We dare you to gaze in the mirror and read this review three times
Childhood is a repository of memories—memories of friends made and dares taken. Who doesn’t recall being challenged by a group of trembling chums to turn off the lights, look into a mirror and repeat the words “Bloody Mary” three times? I remember the story of the soul-stealing ghost as one of the creepiest memories of my misspent youth, and it’s the basis of Elephant Games spooky but imperfect Grim Tales: Bloody Mary.
Your role in Bloody Mary is that of concerned aunt. When you receive a panicked phone call from your young niece, you race to her boarding school to discover the source of her fear. The school’s nearly abandoned; the staff have vanished, and the remaining children are behaving strangely, even violently. Responsible adult that you are, you decide to restore order. As is the case with these kinds of games, the answer lies in searching for clues in a series of chaotic rooms, finding weird items, and using them to activate even weirder mechanisms.
Bloody Mary’s best feature is its puzzles. Few (if any) hidden object games use puzzles for storytelling, but Bloody Mary often uses them to fill in the back story. Though not particularly challenging, they’re invariably good-looking, conceptually fresh (two standouts are a hand puppet puzzle and a projection puzzle) and effectively incorporate the game’s edgy horror motifs.
Next on the “best feature” list are the hidden object scenes and the game’s general interactivity. Hidden object scenes are attractive and triggered in unexpected ways, and interactivity is high with each location having an average of five to seven different areas to play with.
The downside of the gameplay is its dependence on finding items to fit into slots. The narrative does little here to drive what you do, and you’re expected instead to move randomly from room to room, noting which doors and boxes have unusually-shaped locks. You’re then meant to go back from room to room, collecting items that fit those locks and, well… unlocking them.

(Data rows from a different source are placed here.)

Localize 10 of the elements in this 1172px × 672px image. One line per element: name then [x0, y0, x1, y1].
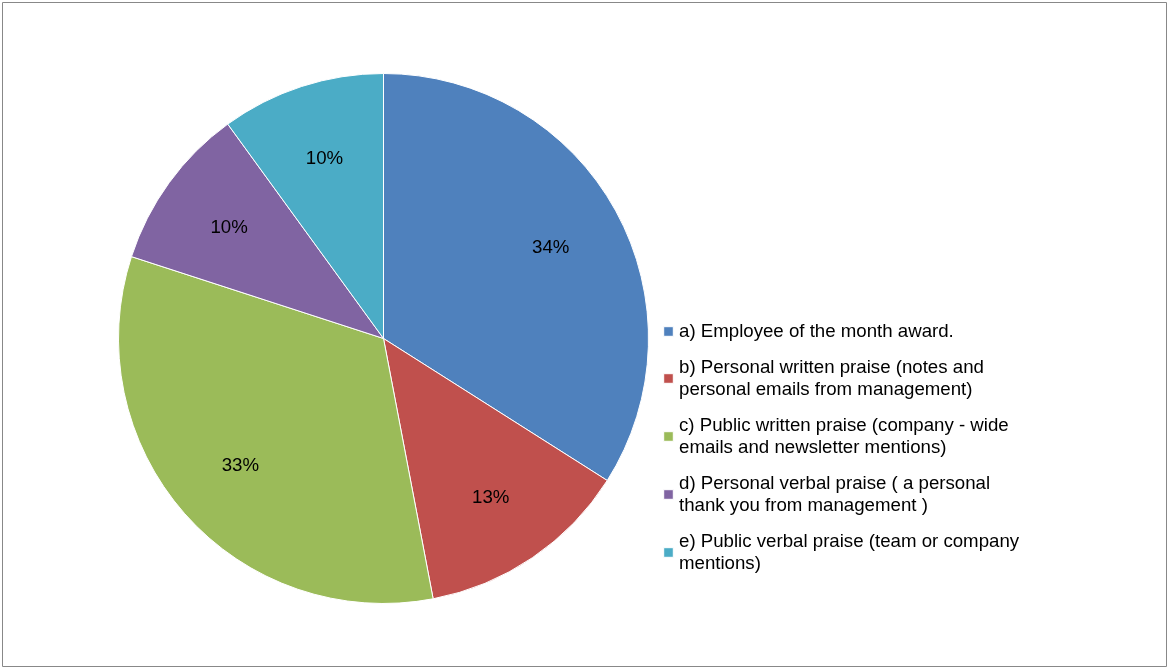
data-label: 33% [221, 454, 260, 476]
data-label: 10% [210, 215, 248, 237]
legend-label: a) Employee of the month award. [679, 320, 954, 342]
legend-label: b) Personal written praise (notes and personal emails from management) [679, 356, 984, 400]
legend-label: c) Public written praise (company - wide emails and newsletter mentions) [679, 414, 1009, 458]
legend-label: e) Public verbal praise (team or company mentions) [679, 530, 1020, 574]
data-label: 10% [305, 146, 344, 168]
data-label: 34% [532, 236, 570, 258]
legend-label: d) Personal verbal praise ( a personal thank you from management ) [679, 472, 991, 516]
data-label: 13% [472, 485, 510, 507]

Unlocked doors and containers result in more unusual slots and more specially-shaped items, and the pattern repeats itself over and over. Yes, most hidden object adventures do this to one degree or another, but in Bloody Mary, it’s especially prevalent.
The effect of this design is that it precludes the need to think. With a fast-travel map that shows every objective, the need to consider what you’re doing or to progress logically in terms of the story totally disappears. Even with the map, locations start to blur together as mere collections of locks needing keys.
Other item-related issues are the too-convenient placement of them and the seeming arbitrariness of their use. What kind of villain imprisons people and then leaves the keys to their shackles lying nearby? And why prevent players from doing something simple until they have a too-specific tool? (In this scenario, a dagger can’t cut a flower. You need special clippers.) It’s not up to me to answer those questions, but I will say that both are silly and annoying.
These things show where Bloody Mary falls short, but there are many ways in which it succeeds completely. The game’s graphics, rendered in an unusually warm red/orange palette are undeniably beautiful. The characters are also nice and are reasonably well acted. The soundtrack is another win, and one particular melancholy electric keyboard track is the first I would enjoy listening to outside of a game.
Bloody Mary also deserves credit for an intriguing overall concept and an edgier execution than is usually seen within the genre. Strategically placed toys, creepy voices and a good number of startling appearances keep the scares coming and make us yearn for more games made in the true horror style.
Bloody Mary has initially launched as a Collector’s Edition, including an epilog-ish bonus chapter that delves further into the Bloody Mary myth. This additional hour of uneven gameplay is characterized by a combination of underused existing locations and brilliant new ones, poor English translation (sample: “In coffins often hide important for a host of things.”) and too many obstacle repeats (How many times should one have to find a way to fix a zipper?)
Speaking of repeats, the extras also include another hour of gameplay called the Hall of Memories wherein you’re tasked with finding all the pages of a cursed book by replaying a good chunk of the same puzzles and hidden object scenes you’ve already played. Yay for the Skip button!
Even with the paddingand the arbitrariness, Grim Tales: Bloody Mary is well worth playing. Ithas some of the best puzzles and most well-triggered hidden object scenes we’ve seen this year. It also boasts some of the coolest graphics, nicest soundtracks and most unusual color palettes in the genre. If you can ignore its weaknesses: the obstacle repetition, tedious item use and poor translation, you’re in for a wonderfully spooky experience.